Current Research

Social trust development in childhood (7 - 11 years) - Online: We jointly conduct this research project with Uppsala University in Sweden and cross-culturally investigate the development of social trust in children's relationships with others.

The role of intergroup biases on information acquisition on other individuals (6-7 years) : This study  investigates the strategies that 6-7 year-old children for acquiring information about other individuals’ characteristics.  Our aim is to test the effects of social learning conditions which might exacerbate or alleviate negative biases that children might have against outgroup individuals.

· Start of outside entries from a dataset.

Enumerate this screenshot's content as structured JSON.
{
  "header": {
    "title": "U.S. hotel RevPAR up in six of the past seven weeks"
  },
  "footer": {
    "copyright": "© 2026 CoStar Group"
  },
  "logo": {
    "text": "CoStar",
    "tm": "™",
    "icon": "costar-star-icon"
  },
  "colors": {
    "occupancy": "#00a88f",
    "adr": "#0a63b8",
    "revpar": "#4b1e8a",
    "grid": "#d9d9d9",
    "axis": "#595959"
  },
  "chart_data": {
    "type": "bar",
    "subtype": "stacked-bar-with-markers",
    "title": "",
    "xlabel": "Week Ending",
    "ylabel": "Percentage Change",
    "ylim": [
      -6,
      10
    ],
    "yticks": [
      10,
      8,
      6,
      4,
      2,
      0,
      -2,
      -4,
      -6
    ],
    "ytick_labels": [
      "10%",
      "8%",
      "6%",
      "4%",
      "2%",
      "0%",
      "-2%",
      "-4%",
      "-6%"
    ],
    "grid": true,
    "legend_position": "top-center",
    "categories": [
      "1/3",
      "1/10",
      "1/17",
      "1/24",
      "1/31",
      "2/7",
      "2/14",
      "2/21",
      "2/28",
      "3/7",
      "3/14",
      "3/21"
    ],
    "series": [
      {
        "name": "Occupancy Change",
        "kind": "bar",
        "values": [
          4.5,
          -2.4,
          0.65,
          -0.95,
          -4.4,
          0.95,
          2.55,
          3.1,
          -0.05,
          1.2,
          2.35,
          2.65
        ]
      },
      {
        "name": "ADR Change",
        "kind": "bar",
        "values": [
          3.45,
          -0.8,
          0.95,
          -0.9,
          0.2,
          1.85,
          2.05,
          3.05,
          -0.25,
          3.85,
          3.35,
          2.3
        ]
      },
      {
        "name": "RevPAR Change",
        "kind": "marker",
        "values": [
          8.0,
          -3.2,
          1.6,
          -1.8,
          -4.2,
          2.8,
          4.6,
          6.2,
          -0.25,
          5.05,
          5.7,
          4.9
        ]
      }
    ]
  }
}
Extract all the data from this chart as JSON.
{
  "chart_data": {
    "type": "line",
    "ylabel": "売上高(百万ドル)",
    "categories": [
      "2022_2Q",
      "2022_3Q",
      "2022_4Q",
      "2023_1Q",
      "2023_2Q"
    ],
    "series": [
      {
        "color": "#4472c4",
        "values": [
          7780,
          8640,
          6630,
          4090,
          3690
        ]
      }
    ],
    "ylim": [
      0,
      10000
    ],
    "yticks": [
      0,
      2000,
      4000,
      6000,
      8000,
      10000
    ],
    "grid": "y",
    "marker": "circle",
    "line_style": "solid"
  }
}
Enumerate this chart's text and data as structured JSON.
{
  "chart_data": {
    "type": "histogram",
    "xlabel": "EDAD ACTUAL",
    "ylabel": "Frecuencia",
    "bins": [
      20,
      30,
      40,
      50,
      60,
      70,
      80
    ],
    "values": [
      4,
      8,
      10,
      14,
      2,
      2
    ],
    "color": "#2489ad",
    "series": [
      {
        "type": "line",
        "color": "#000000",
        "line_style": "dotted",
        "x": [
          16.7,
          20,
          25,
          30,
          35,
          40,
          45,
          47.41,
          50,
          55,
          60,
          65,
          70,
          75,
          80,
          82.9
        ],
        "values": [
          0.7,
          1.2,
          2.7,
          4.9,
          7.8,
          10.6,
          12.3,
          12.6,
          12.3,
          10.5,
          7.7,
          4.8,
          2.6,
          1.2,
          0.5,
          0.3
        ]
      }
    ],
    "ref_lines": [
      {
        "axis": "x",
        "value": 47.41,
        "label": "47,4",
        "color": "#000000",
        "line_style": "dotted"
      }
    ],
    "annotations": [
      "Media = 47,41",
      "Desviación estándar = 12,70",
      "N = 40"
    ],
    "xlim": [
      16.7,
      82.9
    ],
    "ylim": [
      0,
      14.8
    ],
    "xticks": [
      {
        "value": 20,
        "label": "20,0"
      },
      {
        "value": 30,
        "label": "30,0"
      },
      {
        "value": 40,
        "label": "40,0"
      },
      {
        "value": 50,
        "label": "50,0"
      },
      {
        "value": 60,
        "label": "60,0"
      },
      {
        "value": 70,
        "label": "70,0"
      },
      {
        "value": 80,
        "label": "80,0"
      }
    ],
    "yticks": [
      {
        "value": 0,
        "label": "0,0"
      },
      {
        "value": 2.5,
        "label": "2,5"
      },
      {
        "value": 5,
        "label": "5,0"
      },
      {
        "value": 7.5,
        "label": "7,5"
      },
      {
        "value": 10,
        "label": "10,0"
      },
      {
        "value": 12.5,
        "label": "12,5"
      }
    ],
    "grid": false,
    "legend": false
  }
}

Cross-cultural differences in children's learning from their parents (5-6 and 10-11 years) - Online: The goal of this study is to explore how children learn about the world from their parents and how culture might influence this. As an example, we investigate how children learn about real or pretend characters (i.e., Harry Potter) from their parents. This study is being conducted in the United States, Iran and China in collaboration with researchers from Boston University.

Communication with infants (12-15 months, adults) : In these studies, we aim to investigate the type of social inferences that infants make about infant-directed and adult-directed ommunications. We show infants visual or auditory clips, measure how much they attend to these while they are seated on their parents' lap. In an additional project which we conduct with adults, we also investigate the type of inferences that adults make about these styles of communication.

Baby Talk (0-4 years) - Online : In this study, we examine how mothers and fathers communicate with their children since birth. Parents share their audio recordings with us on our website while talking naturally with their children (for example; the last book they read together or their visit to the zoo).

The influence of shared cultural knowledge on social group membership (6-9 years) - Online : These studies aim to unsderstand the role of shared culture in guiding cihldren's social preferences and inferences.